3. Aging dog barking

One of the most common symptoms of canine cognitive dysfunction is precisely excessive barking with no apparent reason. This form of canine dementia is common among senior dogs. It makes them feel confused, disoriented and scared in situations that may seem regular to everybody else. That’s why they start barking. It is important to keep your dog engaged in mentally stimulating activities to help his brain stay in shape as he ages. Comparable to what happens with humans.

4. Intruder alert barking

Every time some stranger approaches your house, your dog will probably start barking very loudly. They are trying to warn you that something out of the ordinary is happening. These barks start high-pitched and, after a while, become deeper. Generally, this is the type of barking that dog owners identify first. The dog will stop barking as soon as he realizes that the stranger passing by is gone or that he doesn’t present a threat to anyone. Some dog breeds have a natural talent to be great security guards for your house!

5. “I want something” barking

There’s a specific type of barking that is a sign that your dog wants food, a particular toy, or your attention to show you something. It might sound like he is whining, and if you give him what he wants when he does it, he might take advantage of that behavior. For example, he probably will start barking non-stop until you finally give him his favorite dog treat or food. From time to time, you must restrain yourself from giving in to your dog’s demands.

6. “I want to play” barking

Do you know what your dog is telling you when he starts barking in a high-pitch tone while trying to push you at the same time? It’s simple, he just wants to play with you. Time to grab your dog’s favorite tennis ball and take him to the park to play some good old fetch. Don’t be surprised if he starts behaving similarly when he sees other dogs. He’s just feeling playful and wants to have a good time.
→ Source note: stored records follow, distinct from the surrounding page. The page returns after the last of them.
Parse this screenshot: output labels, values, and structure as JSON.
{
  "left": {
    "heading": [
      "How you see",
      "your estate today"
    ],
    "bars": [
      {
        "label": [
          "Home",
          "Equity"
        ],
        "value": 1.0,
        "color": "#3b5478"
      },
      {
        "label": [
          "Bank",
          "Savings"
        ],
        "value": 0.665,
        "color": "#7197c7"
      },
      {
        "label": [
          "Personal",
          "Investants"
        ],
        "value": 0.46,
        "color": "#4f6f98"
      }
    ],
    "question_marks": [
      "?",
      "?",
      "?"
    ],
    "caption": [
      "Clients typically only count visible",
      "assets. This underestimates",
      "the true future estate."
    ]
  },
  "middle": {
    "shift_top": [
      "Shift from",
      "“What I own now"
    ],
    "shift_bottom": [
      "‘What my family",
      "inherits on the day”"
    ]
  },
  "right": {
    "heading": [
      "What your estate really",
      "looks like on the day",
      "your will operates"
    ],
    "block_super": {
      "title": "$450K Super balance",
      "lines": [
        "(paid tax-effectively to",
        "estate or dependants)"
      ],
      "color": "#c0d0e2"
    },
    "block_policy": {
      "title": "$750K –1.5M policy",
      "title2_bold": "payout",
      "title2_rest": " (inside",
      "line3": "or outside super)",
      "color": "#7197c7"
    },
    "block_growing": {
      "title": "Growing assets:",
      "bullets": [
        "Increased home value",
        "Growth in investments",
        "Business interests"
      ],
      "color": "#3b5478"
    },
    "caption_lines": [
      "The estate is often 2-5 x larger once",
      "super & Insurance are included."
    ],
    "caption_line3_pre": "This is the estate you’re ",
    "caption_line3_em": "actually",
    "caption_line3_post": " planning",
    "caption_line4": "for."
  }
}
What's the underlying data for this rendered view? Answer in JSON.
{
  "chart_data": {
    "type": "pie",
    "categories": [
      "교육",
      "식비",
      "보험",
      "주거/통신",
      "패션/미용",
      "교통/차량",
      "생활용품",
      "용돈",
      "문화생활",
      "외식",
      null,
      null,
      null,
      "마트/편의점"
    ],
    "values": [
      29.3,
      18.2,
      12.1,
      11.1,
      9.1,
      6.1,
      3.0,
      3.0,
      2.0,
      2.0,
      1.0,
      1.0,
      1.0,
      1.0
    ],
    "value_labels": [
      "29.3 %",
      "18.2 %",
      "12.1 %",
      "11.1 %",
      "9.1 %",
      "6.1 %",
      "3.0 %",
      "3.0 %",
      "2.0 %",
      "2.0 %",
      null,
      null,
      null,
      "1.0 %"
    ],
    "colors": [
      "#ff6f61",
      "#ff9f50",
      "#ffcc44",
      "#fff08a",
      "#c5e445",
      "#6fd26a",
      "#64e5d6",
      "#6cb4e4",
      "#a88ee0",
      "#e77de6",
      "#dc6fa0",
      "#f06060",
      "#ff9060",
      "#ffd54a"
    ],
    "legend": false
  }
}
7. Separation anxiety barking

If your dog starts barking excessively every time you leave home, he might be dealing with separation anxiety – a condition that experts believe to affect about 2 in every 10 dogs. These barks are often long and spaced out, and sometimes might sound like howling. Other symptoms of this disorder include destroying pieces of furniture, scratching the front door, and urinating around the house when left alone. This condition can be exhausting for both the animal and the owner, so don’t ignore it and just wait for it to stop. If you suspect that your dog is suffering from separation anxiety, schedule a vet’s appointment and discuss your concerns with the medical expert. He will tell you exactly what to do to manage the situation and help your dog overcome this anxiety. Remember that it is very important to keep your dog healthy, both physically and mentally.